Terjemahan pertama, walau saya tak yakin betul, tapi anggaplah ia dibuat oleh orang dalam, sementara terjemahan kedua adalah bikinan orang luar. Kedua bagian ini tampaknya memiliki pemahaman berbeda tentang HMI: terjemahan pertama mengisyaratkan bahwa HMI adalah sebuah organisasi Islam untuk mahasiswa—yang tentu saja harus Islam juga. Sebuah organisasi Islam, pasca pencabutan asas tunggal pancasila, tentu saja akan berasaskan Islam. Sementara terjemahan kedua mengisyaratkan bahwa HMI adalah organisasi untuk mahasiswa yang Islam. Tanpa ada kesan bahwa organisasi itu sendiri berasaskan Islam.
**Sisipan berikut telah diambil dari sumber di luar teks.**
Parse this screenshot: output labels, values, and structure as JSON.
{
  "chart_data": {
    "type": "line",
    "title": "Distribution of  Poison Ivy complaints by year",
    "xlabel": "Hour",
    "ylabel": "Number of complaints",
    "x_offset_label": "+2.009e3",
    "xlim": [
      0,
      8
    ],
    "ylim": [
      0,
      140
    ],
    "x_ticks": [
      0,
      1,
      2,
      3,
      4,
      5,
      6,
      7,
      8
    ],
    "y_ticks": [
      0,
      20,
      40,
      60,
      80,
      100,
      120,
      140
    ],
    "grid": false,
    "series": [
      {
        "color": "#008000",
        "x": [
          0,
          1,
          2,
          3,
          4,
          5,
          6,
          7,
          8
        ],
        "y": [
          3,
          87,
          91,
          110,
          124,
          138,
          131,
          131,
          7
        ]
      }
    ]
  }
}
Kalau begitu salahkah salah satu dari terjemahan tersebut? Terlalu terburu-buru jika kita langsung memvonis demikian, sebab tanpa beranggapan bahwa sebuah organisasi berasaskan Islam, asalkan ada kesan bahwa pengikut-pengikut organisasi tersebut adalah muslim dan muslimah, kita akan tahu bahwa keislaman akan menjadi penopang organisasi tersebut. Mengapa? Sebab organisasi adalah kumpulan dari manusia-manusia, mana mungkin ada manusia-manusia muslim betah bergabung dalam organisasi yang tak menjadikan Islam sebagai panduan?
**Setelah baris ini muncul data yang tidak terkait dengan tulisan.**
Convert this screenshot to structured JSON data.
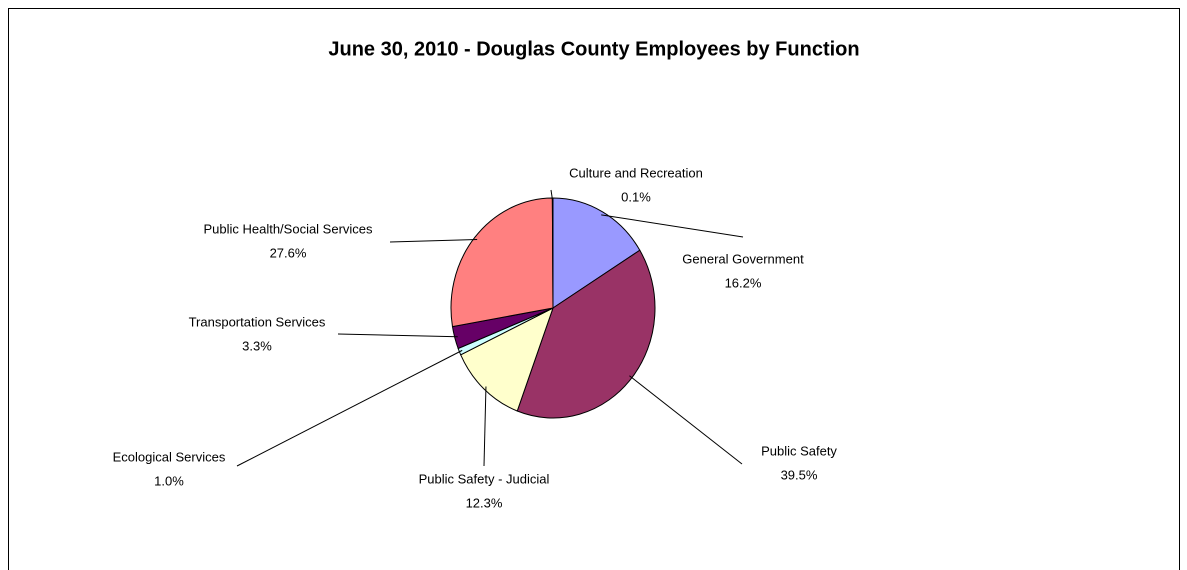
{
  "chart_data": {
    "type": "pie",
    "title": "June 30, 2010 - Douglas County Employees by Function",
    "categories": [
      "General Government",
      "Public Safety",
      "Public Safety - Judicial",
      "Ecological Services",
      "Transportation Services",
      "Public Health/Social Services",
      "Culture and Recreation"
    ],
    "values": [
      16.2,
      39.5,
      12.3,
      1.0,
      3.3,
      27.6,
      0.1
    ],
    "value_labels": [
      "16.2%",
      "39.5%",
      "12.3%",
      "1.0%",
      "3.3%",
      "27.6%",
      "0.1%"
    ],
    "colors": [
      "#9999ff",
      "#993366",
      "#ffffcc",
      "#ccffff",
      "#660066",
      "#ff8080",
      "#0066cc"
    ]
  }
}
Tapi tentu saja di era ketika Islam sudah sangat universal seperti sekarang ini, penunjukkan identitas sebuah organisasi sebagai berasaskan Islam adalah sebuah hal penting, sebab ada banyak manusia Islam yang tak ingin membawa-bawa islam ke dalam keorganisasian, ada banyak manusia Islam yang mengatakan bahwa atheisme (suatu istilah yang tak jelas benar artinya, tapi okelah di sini dimaknai ketidakadaan pengakuan akan campur tangan Tuhan) adalah sisi yang harus dimunculkan ketika berorganisasi. Untuk menunjukkan penolakan terhadap sikap ”atheisme sementara” seperti itu, terjemahan pertama tentu saja lebih cocok, sebab ia menawarkan ketegasan: HMI adalah sebuah organisasi berasaskan Islam, dan ia didirikian untuk mahasiswa. Keislaman adalah sesuatu yang dimunculkan dari dalam organisasi, bukan dimunculkan belakangan dari mahasiswa-mahasiswa yang bergabung. Dengan demikian, mahasiswa menjadi sesuatu yang aktif, tapi juga memiliki kekangan, sebab bukankah banyak mahasiswa yang aktif, dan mereka muslim, tapi keaktifan mereka kemudian menjadi bumerang: sebab paham atheisme berorganisasi, suatu paham yang sangat aneh, yang menganggap ke-Islam-an sama dengan kerudung di salah satu kampus Islam di Yogyakarta: ia bisa kita pakai ketika kita merasakan ada keharusan untuk memakainya, dan kita bisa mencopotnya kapanpun kita mau, tanpa harus merasa bersalah, tanpa harus sadar bahwa ke-Islam-an kita barangkali berkurang karena hal itu, untuk kemudian memakainya lagi ketika keharusan memakai tersebut datang lagi: betapa anehnya, betapa absurdnya.